L’innovation a besoin de collaboration et de communication directe. Il y a peu de chances qu’elle se génère spontanément au sein de silos de tâches effectuées en parallèle, par des individus désolidarisés et pilotés automatiquement selon une logique de dépassement des performances. C’est-à-dire, une dictature du « management par objectifs », telle que dénoncée par des spécialistes du travail le 12 février 2016 dans un article de l’express.

Dans une étude en 2017-2018, les sociétés haigo et Kardham se sont associées pour donner la parole aux attentes des Millenials, quant aux espaces de travail de demain. En soi, les attentes ne sont ni si nouvelles, ni si impossibles à satisfaire, car finalement, elles rejoignent ce que la pratique a montré comme nécessaire à la productivité et à la créativité.

Ainsi le télétravail est considéré comme nécessaire (a minima une journée par semaine), mais pas la panacée, car il dématérialise l’engagement avec l’entreprise et peut démotiver par manque de contacts humains. La génération Y promeut le travail collectif et collaboratif, mais pas le travail sans liens humains directs, et veut des espaces communs fédérateurs.

Se mettre au vert pour plus de productivité

plante verte dans un cubicle

Repousser les murs … Credit Photo Maia C., licence CC BY-NC-ND 2.0

Pour l’agencement de ces espaces, de nombreuses études soulignent à quel point des environnements plus proches de la nature (lumière naturelle, plantes vertes, tranquillité), conviennent au bien-être des employés et dès lors, contribuent à plus de productivité et de créativité.
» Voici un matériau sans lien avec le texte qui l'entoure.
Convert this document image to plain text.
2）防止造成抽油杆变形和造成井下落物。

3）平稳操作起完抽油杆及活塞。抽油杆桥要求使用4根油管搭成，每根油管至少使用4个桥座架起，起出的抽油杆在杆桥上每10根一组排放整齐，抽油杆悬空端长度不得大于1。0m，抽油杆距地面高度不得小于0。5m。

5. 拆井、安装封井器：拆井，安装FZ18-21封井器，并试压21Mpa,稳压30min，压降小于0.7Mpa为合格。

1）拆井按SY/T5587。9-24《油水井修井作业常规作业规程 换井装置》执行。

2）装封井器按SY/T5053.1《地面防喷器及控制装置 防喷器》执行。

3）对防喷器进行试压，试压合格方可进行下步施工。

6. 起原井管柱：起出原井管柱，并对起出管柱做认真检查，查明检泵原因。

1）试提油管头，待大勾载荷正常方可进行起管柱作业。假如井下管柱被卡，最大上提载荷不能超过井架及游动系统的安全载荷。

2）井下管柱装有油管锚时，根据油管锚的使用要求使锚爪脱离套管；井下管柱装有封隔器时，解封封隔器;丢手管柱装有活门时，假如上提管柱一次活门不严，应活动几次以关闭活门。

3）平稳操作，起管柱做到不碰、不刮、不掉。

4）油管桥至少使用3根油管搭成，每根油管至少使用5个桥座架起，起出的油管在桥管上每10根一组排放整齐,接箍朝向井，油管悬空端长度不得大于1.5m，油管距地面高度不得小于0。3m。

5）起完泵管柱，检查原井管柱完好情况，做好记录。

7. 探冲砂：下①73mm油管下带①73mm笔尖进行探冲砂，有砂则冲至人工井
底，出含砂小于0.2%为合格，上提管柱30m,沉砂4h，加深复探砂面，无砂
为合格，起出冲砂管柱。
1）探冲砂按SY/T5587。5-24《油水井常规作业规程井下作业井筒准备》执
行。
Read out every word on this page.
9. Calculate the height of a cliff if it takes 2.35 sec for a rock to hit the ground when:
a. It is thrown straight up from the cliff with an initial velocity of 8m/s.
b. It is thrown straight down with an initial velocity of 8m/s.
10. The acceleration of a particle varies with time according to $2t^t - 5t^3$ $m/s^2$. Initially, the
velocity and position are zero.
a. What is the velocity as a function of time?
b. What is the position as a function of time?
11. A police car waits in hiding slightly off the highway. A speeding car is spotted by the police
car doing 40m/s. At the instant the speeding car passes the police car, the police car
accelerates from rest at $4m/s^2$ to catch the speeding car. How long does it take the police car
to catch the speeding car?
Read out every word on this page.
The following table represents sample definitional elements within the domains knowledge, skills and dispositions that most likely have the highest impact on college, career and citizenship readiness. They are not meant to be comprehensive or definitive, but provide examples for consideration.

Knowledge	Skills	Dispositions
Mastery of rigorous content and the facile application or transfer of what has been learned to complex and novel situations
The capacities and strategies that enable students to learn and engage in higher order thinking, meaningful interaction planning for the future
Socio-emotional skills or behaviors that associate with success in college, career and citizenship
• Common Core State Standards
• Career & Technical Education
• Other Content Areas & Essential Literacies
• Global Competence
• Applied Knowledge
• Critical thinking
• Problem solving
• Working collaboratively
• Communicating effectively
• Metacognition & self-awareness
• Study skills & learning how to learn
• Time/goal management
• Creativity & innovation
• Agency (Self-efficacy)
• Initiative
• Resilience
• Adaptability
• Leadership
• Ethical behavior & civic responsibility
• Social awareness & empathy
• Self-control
Ce que les neurosciences confirment comme l’importance de l’environnement pour améliorer le fonctionnement cérébral.

Ainsi, selon une étude de 2015 commandée par un fabricant de dalles de moquettes, Interface, menée sur 7600 employés de 16 pays et pilotée par un psychologue organisationnel, les employés travaillant dans des environnements naturels affichent un niveau de bien-être plus élevé que les autres (plus 15 %), plus de productivité (écart de 6 % en plus) et sont 15 % plus créatifs dans l’ensemble. La lumière naturelle, des plantes d’intérieur vivantes, et un espace de travail silencieux sont les trois premiers éléments ressentis comme positifs.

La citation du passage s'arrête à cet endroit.